Adianto P. Simamora and Aditya Suharmoko, Jakarta – It seems the government has developed a fondness for exploiting the hot topic of climate change to secure foreign loans, then channeling the money elsewhere – and environmentalists want it to stop.
Instead, if Indonesia wants fresh foreign funds, it should apply existing international mechanisms on emissions reductions, through which developing nations can get financial incentives from rich countries, Greenomics Indonesia says.
"There are no compelling reasons for Indonesia to seek foreign loans in the name of mitigating climate change. It really does not make sense," Greenomics executive director Elfian Effendi told The Jakarta Post on Friday.
"The government must revoke its plans (to seek new foreign loans), or use existing mechanisms to get financial aid and technical assistance from wealthy nations."
Rahmat Waluyanto, director general of debt management at the Finance Ministry, said the government had received loans worth US$200 million from French financial institution Agence Francaise de Developpement and $300 million from the Japan Bank for International Cooperation – all for climate change programs.
But that is not where the funds are headed. "The funds will go to the state budget," Rahmat said. That is, they will be used to cover the state budget deficit, forecast in the revised 2008 budget to reach Rp 94.5 trillion ($10.24 billion).
He said the government expected to secure Rp 26.4 trillion in program loans this year. As of June, the government had received $400 million in loans, or 15 percent of its target.
The Post's sources at the Forestry Ministry and the State Ministry for the Environment said these loans would not be used to finance climate change programs.
"With the loans, don't expect too much to go toward better mitigation efforts. The money will be spent elsewhere, including to pay the direct cash assistance for poor people introduced after the fuel price rise," a source said.
Mahendra Siregar from the Coordinating Ministry for the Economy said the country's climate change mitigation and adaptation programs had been financed by the state budget.
"We are committed to not using foreign money to fund climate change programs. We will use the loans obtained through the issue of climate change to cover the budget deficit only," said Mahendra, who was also part of Indonesia's negotiator team during the UN climate change conference in Bali last year.

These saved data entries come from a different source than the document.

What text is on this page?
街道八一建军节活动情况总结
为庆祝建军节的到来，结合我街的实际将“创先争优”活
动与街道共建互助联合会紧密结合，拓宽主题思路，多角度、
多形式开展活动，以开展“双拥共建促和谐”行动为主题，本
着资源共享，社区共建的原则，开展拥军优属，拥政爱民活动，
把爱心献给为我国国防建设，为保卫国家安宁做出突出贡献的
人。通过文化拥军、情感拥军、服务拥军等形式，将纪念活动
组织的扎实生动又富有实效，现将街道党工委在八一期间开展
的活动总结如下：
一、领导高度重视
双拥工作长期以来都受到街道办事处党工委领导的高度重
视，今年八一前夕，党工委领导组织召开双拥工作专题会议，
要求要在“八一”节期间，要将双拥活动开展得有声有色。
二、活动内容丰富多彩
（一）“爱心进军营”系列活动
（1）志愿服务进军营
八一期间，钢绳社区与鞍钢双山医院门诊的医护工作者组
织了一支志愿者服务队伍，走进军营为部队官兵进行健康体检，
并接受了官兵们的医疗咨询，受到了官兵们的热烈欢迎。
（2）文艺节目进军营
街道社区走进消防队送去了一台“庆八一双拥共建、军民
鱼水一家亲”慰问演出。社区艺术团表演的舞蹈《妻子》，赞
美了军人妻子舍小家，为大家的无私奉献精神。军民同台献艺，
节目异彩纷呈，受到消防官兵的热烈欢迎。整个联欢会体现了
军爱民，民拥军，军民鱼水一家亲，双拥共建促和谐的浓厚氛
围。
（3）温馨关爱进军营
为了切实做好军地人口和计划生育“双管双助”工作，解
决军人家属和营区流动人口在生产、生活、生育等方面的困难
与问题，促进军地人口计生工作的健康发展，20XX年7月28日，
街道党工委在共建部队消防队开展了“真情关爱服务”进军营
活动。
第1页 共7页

Indonesia is the current president of the United Nations Framework Convention on Climate Change (UNFCCC), the world's most authoritative body on the climate change issue.
The UNFCCC requires rich nations to provide financial assistance for developing and poor nations to help them reduce emissions and adapt to the effects of warmer temperatures.
The Kyoto Protocol binds only rich nations to reducing emissions. Developing and poor nations can participate in emissions reduction programs including through the clean development mechanism (CDM). In return, they receive cash injections.
Indonesia, the world's third-largest forestry nation, could also pull in huge dollars through voluntary markets from carbon selling under reduced emissions from deforestation and forest degradation.
A coalition of green groups has repeatedly called on wealthy nations to stop providing loans to developing countries before involving them in emissions reductions.
The coalition, including the Indonesian Environment Forum (Walhi), the Indonesian Biodiversity Foundation (Kehati), the Indonesian Center for Environmental Law (ICEL), Forest Watch Indonesia, Greenpeace Southeast Asia and Friends of the Earth, first made a statement on debt relief at last year's ministerial meeting on climate change in Bogor, West Java.
"It is still our position that efforts by developing countries to combat climate change will be hampered if they dig into natural resources to repay foreign debts. We call for debt relief for developing nations," said Farah Sofa, a former climate campaigner from Walhi.